Our average MAE of $38 is similar to the MAE of our initial test, and our standard deviation of $3.91 suggests there’s not significant variation across our 100 groups. The histogram in Figure 9 below confirms the minimal variation showing a relatively narrow distribution of errors. This indicates that our model is relatively generalizable to new rental price data.
fitControl <- trainControl(method = "cv",
number = 100,
savePredictions = TRUE)
set.seed(717)
reg1.cv <-
train(price2 ~ ., data = st_drop_geometry(rents) %>%
dplyr::select(price2, property_type, accommodates, bathrooms, bedrooms, neighbourhood, room_type, availability_365, number_of_reviews, minimum_nights, Entire_Home, markets_nn1, metrostops_nn2, students_nn2, wallart_nn3, playgrounds_nn2, histbuild_nn3, monuments_nn3, restaurant_nn3, university_nn1, schools_nn2, retail_nn3, industrial_nn1, luxury, lagPrice, canal, expamen, expcodes,citycenterdesc, cheapcodes),
method = "lm",
trControl = fitControl,
na.action = na.pass)
#Standard Deviation and Histogram of MAE
reg1.cv.resample <- reg1.cv$resample
ggplot(reg1.cv.resample, aes(x=MAE)) + geom_histogram(color = "#ff5a5f", fill = "#f6c192", alpha = .7, bins = 50) +
labs(title="Histogram of Mean Average Error Across 100 Folds",
subtitle = "Figure 9") +
plotTheme()
cv_preds <- reg1.cv$pred
map_preds <- rents %>%
rowid_to_column(var = "rowIndex") %>%
left_join(cv_preds, by = "rowIndex") %>%
mutate(rentPrice.AbsError = abs(pred - obs),
PercentError = (rentPrice.AbsError / price2)*100)

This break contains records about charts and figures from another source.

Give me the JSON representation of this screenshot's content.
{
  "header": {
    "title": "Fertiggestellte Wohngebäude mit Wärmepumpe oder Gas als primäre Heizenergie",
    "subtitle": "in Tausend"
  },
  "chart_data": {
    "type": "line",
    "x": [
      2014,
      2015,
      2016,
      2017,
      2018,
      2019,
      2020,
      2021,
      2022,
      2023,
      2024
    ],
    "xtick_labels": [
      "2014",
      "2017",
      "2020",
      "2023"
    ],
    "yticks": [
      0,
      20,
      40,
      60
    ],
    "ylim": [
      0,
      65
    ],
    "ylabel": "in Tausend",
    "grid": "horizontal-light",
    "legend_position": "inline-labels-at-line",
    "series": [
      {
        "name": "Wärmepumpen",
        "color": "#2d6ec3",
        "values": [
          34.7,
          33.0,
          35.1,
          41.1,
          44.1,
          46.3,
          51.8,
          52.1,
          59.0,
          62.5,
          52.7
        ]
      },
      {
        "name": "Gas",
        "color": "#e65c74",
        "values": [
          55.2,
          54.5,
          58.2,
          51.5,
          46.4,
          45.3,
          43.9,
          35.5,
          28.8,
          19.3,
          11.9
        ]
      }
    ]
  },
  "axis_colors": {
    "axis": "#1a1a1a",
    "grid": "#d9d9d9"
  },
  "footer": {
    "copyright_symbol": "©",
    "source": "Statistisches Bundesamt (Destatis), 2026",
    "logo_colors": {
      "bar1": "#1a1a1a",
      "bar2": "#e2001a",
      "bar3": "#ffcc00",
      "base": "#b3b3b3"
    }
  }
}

map_preds_new2 <- st_join(neighborhoods_new.sf, map_preds, left = TRUE)
map_preds_sum <- map_preds_new2 %>%
group_by(neighbourhood.x) %>%
summarise(meanMAE = mean(rentPrice.AbsError),
meanMAPE = mean(PercentError))
map_preds_sum %>%
group_by(neighbourhood.x) %>%
st_sf() %>%
ggplot() +
geom_sf(data = map_preds_sum, fill = "grey40") +
geom_sf(aes(fill = meanMAPE)) +
scale_fill_gradient(low = paletteblues[1], high = paletteblues[5],
name = "meanMAPE") +
labs(title = "Mean MAPE by neighborhood",
subtitle = "Figure 11") +
mapTheme()
To optimize the user experience for the Checkbnb customer, we successfully honed a relatively accurate and generalizable model that minimizes price error. Our goal at Checkbnb is for each user to get an accurate predicted price for their individual home so that they can appropriately list and rent their units in a timely fashion. We were able to use and engineer a diverse set of variables that accounts for the spatial process at the neighborhood scale and overall variation in price. Under a stringent and complicated regulatory landscape, this model provides a tool that helps users effectively navigate the Airbnb rental market that is otherwise less accessible in Amsterdam. Airbnb wants to make the prospect of becoming a host as simple and streamlined as possible, and we believe our model effectively achieves this goal.
To improve the analysis, more up-to-date Airbnb data is required since we don’t know how the regulatory changes that the City has undertaken may have impacted the rental market. For example, since the city banned Airbnbs from three city center neighborhoods, there may be implications on increased rental prices as a result of a strained market. There is also opportunity to further utilize neighborhood demographics, socioeconomic indicators, and other census variables that we were unable to acquire for this particular study. Access to this data would allow us to better generalize across different neighborhood contexts given and pinpoint any spatial biases in our model.